= Amino acid response =

Mechanism triggered in mammalian cells by amino acid starvation

Amino acid response is the mechanism triggered in mammalian cells by amino acid starvation.

The amino acid response pathway is triggered by shortage of any essential amino acid, and results in an increase in activating transcription factor ATF4, which in turn affects many processes by sundry pathways to limit or increase the production of other proteins.

Essential amino acids are crucial to maintain homeostasis within an organism. Diet plays an important role in the health of an organism, as evidence ranging from human epidemiological to model organism experimental data suggests that diet-dependent pathways impact a variety of adult stem cells.

== Amino acid response pathway ==

=== Amino acid deficiency detection ===
At low concentration of amino acid, GCN2 is activated due to the increase level of uncharged tRNA molecules. Uncharged tRNA activates GCN2 due to the displacement of the protein kinase moiety from a bipartite tRNA-binding domain. Activated GCN2 phosphorylates itself and eIF2α, it triggers a transcriptional and translational response to restore amino acid homeostasis by affecting the utilization, acquisition, and mobilization of amino acid in an organism.

=== Increased synthesis of ATF4 ===
In homeostasis, eIF2 combines with guanosine triphosphate (GTP) to activate the mRNA which will start transcription and simultaneously lead to the hydrolysis of GTP so that the process can start again. However during an essential amino acid shortage, P-eIF2α is phosphorylated and binds tightly to eIF2B preventing GDP from turning back to GTP leading to fewer mRNAs being activated and fewer proteins being synthesized.
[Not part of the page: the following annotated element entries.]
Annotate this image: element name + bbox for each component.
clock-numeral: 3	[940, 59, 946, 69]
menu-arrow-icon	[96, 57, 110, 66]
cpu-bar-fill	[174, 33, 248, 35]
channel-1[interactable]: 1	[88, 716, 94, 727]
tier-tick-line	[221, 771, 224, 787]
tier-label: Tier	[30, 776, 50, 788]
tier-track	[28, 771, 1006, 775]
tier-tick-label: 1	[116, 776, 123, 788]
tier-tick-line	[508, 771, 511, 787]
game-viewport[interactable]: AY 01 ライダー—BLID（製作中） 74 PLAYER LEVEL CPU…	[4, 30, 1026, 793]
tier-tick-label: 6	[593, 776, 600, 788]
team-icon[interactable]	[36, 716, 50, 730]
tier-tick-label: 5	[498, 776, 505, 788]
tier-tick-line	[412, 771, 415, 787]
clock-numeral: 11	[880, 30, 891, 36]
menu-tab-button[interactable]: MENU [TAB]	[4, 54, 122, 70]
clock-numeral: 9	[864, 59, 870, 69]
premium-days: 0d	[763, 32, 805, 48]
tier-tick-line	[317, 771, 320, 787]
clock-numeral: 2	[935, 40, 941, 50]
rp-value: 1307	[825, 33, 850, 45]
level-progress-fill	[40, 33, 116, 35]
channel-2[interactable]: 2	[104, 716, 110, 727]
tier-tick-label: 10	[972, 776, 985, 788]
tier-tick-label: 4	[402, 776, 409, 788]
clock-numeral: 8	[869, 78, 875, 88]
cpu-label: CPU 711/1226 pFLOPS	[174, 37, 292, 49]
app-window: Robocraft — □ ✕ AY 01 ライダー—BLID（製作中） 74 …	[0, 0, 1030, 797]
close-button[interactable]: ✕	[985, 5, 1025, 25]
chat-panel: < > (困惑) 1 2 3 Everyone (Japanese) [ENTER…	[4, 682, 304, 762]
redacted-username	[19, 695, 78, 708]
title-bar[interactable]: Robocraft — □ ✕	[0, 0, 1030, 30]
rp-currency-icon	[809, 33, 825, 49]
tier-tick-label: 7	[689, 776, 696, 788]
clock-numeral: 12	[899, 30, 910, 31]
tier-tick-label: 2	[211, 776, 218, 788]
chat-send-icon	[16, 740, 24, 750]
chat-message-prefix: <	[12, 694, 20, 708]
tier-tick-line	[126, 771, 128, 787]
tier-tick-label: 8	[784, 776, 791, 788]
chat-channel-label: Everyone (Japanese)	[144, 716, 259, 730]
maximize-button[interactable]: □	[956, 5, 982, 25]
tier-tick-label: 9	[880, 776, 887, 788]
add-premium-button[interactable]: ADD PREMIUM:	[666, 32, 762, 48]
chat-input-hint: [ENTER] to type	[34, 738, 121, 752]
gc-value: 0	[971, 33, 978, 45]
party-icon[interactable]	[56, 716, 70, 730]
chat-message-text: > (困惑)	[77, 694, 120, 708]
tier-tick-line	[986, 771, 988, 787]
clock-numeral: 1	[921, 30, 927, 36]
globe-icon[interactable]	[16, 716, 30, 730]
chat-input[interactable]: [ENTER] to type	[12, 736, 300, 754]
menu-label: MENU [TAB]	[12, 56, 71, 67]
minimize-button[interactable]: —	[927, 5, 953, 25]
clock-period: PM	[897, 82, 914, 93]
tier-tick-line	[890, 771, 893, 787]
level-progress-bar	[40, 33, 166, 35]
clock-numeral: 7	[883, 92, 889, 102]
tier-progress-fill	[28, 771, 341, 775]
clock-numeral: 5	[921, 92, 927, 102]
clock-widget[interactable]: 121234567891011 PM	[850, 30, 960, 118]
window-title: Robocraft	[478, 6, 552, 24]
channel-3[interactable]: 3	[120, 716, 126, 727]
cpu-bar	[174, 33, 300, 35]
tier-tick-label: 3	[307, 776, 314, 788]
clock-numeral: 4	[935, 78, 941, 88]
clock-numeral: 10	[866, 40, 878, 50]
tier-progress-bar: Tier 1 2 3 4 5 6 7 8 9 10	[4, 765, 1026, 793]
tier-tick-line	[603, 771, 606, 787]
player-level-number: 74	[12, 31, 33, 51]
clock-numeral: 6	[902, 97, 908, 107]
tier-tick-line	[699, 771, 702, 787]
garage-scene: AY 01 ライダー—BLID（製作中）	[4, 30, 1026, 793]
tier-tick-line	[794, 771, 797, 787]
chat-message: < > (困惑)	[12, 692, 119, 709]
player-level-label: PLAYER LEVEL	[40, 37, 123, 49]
This response causes translation to be increased for some mRNAs, including ATF4, which regulates the transcription of other genes.
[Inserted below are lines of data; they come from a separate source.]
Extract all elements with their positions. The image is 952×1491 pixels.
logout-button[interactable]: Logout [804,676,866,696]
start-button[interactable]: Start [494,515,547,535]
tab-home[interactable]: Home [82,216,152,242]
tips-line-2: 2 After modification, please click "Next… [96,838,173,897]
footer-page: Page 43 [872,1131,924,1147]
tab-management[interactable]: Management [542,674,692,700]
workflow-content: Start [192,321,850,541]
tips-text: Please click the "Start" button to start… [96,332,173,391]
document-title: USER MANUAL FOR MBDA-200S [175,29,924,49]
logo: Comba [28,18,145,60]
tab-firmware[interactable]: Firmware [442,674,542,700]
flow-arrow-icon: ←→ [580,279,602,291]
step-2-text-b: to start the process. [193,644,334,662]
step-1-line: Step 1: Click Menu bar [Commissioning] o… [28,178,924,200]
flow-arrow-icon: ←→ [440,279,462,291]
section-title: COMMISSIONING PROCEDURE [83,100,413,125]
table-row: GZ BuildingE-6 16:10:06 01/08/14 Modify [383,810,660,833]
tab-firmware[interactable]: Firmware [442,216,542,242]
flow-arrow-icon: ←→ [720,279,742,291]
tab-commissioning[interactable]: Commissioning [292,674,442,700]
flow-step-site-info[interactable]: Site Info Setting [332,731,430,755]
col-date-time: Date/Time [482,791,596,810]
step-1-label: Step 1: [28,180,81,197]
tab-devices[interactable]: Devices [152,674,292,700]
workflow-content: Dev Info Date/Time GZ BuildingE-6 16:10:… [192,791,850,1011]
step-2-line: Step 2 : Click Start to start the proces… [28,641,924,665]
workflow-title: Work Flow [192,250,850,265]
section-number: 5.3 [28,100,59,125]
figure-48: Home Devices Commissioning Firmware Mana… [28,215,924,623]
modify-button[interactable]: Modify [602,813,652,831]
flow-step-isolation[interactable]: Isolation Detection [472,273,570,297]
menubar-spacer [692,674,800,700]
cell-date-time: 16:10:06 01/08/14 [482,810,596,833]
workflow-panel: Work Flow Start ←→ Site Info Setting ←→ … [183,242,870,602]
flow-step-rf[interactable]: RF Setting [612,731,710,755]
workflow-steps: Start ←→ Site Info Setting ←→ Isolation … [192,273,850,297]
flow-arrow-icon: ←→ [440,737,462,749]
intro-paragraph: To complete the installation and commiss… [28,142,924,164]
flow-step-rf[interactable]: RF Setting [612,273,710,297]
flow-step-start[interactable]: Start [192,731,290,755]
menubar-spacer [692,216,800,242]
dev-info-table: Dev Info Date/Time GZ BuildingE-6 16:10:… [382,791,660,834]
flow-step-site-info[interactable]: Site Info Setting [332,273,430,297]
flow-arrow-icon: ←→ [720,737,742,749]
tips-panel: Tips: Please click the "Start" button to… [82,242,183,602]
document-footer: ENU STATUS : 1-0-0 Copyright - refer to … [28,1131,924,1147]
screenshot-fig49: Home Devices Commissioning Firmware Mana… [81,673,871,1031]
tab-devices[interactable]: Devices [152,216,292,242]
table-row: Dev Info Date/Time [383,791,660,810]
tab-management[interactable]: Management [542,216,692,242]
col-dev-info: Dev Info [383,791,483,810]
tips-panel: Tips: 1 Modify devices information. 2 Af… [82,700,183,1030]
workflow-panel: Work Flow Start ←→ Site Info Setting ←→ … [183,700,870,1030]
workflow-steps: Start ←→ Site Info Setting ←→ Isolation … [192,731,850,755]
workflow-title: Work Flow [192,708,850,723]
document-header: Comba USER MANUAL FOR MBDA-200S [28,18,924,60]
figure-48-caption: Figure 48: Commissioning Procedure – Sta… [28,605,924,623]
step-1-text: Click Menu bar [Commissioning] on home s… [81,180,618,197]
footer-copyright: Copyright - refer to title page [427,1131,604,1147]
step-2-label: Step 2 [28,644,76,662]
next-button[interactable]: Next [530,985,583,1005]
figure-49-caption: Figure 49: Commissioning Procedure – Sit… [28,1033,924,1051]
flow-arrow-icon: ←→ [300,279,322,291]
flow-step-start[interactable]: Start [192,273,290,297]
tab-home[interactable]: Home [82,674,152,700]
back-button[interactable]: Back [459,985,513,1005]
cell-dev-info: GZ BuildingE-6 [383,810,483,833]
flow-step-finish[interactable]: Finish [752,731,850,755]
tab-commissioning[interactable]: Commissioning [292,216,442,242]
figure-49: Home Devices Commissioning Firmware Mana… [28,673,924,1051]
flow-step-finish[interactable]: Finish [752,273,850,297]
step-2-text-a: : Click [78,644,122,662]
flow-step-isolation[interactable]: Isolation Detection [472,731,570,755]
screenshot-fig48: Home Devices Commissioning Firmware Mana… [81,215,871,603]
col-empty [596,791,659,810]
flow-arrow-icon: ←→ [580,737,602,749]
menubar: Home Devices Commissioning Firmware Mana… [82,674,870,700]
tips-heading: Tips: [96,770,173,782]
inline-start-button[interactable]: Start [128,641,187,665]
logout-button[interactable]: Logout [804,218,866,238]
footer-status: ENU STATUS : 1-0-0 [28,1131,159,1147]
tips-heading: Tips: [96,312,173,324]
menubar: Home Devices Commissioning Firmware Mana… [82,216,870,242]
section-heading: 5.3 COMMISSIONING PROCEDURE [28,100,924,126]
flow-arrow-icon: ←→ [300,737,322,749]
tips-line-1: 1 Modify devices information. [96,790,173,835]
==Proteins increased by the amino acid response==
Some of the proteins whose concentration is increased by the amino acid response include:
- Membrane transporters
- Transcription factors from the basic region/leucine zipper (bZIP) superfamily
- Growth factors
- Metabolic enzymes

==Leucine starvation==
Starvation induces the lysosomal retention of leucine such that it requires RAG-GTPases and the lysosomal protein complex regulator. PCAF is recruited specifically to the CHOP amino acid response element to enhance the ATF4 transcriptional activity.